The variation in roller resistance value was 1.5 times.

Next, alcohol-soluble nylon (CM: Toray Industries, Inc.) was spray-coated on this roller as a protective layer to a film thickness of 50 μm, and then a cartridge for copying machine FC310 manufactured by Canon Inc. was charged. As a result of incorporating it as a roller and forming an image, white spots due to poor charging were observed on the image, and a good image could not be obtained.

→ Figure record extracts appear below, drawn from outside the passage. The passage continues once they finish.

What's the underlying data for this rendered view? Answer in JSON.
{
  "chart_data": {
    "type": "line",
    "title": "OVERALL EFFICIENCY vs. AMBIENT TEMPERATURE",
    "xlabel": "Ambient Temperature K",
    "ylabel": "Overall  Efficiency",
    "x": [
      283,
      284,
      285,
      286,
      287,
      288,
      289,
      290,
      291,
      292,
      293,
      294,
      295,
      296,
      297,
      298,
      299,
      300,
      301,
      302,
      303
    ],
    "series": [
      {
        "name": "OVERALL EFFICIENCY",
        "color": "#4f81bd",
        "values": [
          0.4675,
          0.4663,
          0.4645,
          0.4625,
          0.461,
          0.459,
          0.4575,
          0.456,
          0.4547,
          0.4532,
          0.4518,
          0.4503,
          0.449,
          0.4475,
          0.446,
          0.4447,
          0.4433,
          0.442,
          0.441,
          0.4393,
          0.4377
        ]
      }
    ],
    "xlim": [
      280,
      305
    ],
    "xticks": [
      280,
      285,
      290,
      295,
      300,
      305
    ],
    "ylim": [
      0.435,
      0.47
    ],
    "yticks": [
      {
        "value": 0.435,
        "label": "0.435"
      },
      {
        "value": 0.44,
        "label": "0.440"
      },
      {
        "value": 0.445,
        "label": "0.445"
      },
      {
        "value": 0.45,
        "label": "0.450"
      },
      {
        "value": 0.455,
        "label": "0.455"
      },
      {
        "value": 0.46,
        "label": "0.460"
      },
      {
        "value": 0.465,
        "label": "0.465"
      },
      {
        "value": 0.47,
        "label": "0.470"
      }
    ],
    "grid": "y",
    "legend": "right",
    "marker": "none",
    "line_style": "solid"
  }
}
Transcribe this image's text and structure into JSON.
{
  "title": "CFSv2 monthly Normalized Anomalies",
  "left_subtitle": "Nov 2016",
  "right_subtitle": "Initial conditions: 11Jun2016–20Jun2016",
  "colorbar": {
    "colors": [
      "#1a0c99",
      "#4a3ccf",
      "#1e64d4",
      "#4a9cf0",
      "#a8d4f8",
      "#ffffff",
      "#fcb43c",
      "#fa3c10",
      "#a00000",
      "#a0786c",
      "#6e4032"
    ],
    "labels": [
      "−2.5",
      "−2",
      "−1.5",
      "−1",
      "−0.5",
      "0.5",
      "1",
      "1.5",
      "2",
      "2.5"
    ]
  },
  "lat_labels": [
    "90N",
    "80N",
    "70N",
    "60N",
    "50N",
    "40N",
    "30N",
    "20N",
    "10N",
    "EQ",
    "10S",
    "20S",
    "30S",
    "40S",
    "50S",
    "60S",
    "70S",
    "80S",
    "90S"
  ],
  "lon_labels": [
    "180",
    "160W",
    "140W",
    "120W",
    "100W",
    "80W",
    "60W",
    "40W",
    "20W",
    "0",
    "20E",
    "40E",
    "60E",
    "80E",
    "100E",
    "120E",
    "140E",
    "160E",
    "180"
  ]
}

The JIS A hardness of this roller is 40 °.
Met.

[0087]

As described above, according to the present invention, various rollers, which are used by being brought into contact with a photoconductor or through paper, which are included in an electronic copying machine, rollers for feeding paper, and the like are used. As the semiconductive roller to be used, it is possible to obtain a roller having a small variation in roller resistance value and a small rubber hardness.

[Brief description of drawings]

FIG. 1 is a sectional view showing an embodiment of a semi-conductive roller according to the present invention. 1 roller, 2 metal shaft, 3 conductive elastic layer, 4 resistance adjusting layer, 5 protective layer.

 ─────────────────────────────────────────────────── ─── Continuation of the front page (72) Inventor Hiroshi Ogoshi 2-1-1 Hiei Tsuji, Otsu City, Shiga Prefecture Kanebuchi Chemical Industry Co., Ltd. (72) Kazuyoshi Mimura 2-1-1 Hiei Tsuji, Otsu City Shiga Prefecture Kanebuchi Chemical Industry Co., Ltd.

Claims (4)

[Claims] 1. A semi-conductive roller used in an electrophotographic machine, comprising a metal shaft and a conductive elastic layer provided on the shaft, wherein (A) is provided on the outer peripheral surface of the conductive elastic layer. ) A polymer having at least one alkenyl group in the molecule and a repeating unit constituting the main chain being an oxyalkylene unit, (B) a curing agent having two or more hydrosilyl groups in the molecule, and ( A semiconductive roller provided with a resistance adjusting layer made of a curable composition containing C) a hydrosilylation catalyst. 2. The thickness of the resistance adjusting layer is 5 to 300 μm.
The semiconductive roller according to claim 1, wherein 3. The (A), as the conductive elastic layer,
The semiconductive roller according to claim 1, wherein a curable composition comprising (D) a conductivity-imparting agent in addition to (B) and (C) is used. 4. A semiconductive roller having a protective layer further provided on the surface of the semiconductive roller having the resistance adjusting layer according to claim 1.